Kündigung wegen Aufladen von Rasierer am Arbeitsplatz?

Das Aufladen eines privaten Elektrorasierers am Arbeitsplatz stellt keinen Grund für eine außerordentliche Kündigung dar, stellte das Landesarbeitsgericht Köln, 3 Sa 408/11, klar (Vorinstanz: Aachen, 5 Ca 1826/10 d). Das Gericht machte deutlich, dass selbst ein lächerlich geringer Schaden nicht ausreiche, um über eine Kündigung nachzudenken:

Gemäß § 626 Abs. 1 BGB kann ein Arbeitsverhältnis aus wichtigem Grund ohne Einhaltung einer Kündigungsfrist gekündigt werden, wenn Tatsachen vorliegen, aufgrund derer dem Kündigenden unter Berücksichtigung aller Umstände des Einzelfalls und unter Abwägung der Interessen beider Vertragsteile die Fortsetzung des Arbeitsverhältnisses bis zum Ablauf der Kündigungsfrist nicht zugemutet werden kann. Dabei ist nach ständiger Rechtsprechung des Bundesarbeitsgerichts eine zweistufige Prüfung durchzuführen.

Zunächst ist zu prüfen, ob ein bestimmter Sachverhalt ohne die besonderen Umstände des Einzelfalls an sich geeignet ist, einen Kündigungsgrund zu bilden.
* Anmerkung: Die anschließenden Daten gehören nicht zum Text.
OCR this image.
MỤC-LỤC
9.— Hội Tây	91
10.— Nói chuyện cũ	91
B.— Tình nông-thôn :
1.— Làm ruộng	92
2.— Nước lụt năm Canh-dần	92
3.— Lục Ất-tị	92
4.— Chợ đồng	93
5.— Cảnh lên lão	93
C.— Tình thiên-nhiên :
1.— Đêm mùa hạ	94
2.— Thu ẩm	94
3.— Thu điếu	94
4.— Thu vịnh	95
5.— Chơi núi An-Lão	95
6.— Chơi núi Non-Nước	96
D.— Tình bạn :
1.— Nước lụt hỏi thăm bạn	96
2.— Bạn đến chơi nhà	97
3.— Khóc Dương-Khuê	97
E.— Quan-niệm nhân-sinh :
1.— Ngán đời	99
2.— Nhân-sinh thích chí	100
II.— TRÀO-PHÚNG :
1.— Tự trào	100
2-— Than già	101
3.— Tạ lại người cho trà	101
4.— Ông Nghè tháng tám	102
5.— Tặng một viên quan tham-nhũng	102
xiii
Liegt ein solcher Sachverhalt vor, bedarf es der weiteren Prüfung, ob die Fortsetzung des Arbeitsverhältnisses unter Berücksichtigung der konkreten Umstände des Einzelfalls unter Abwägung der Interessen beider Vertragsteile zumutbar ist oder nicht (vgl. beispielsweise BAG, Urteil vom 17.04.2006 – 2 AZR 415/05 -, EzA § 626 BGB 2002 Nr. 17; BAG, Urteil vom 28.08.2008 – 2 AZR 15/07 -, EzA § 626 BGB 2002 Nr. 22; BAG, Urteil vom 10.06.2010 – 2 AZR 541/09 -, EzA § 626 BGB 2002 Nr. 32; Urteil vom 09.06.2011 – 2 AZR 381/10 -, NZA 2011, 1027 jeweils mit weiteren Nachw.).

Der Beklagte begründet die Kündigung damit, dass der Kläger am 15.04.2010 unberechtigterweise im Büro seinen privaten Rasierapparat aufgeladen und am darauffolgenden Tag, dem 16.04.2010, mehr als eine Stunde vor Dienstschluss die Kanzleiräume verlassen habe, ohne dies mit dem Beklagten oder der Bürovorsteherin abgeklärt zu haben.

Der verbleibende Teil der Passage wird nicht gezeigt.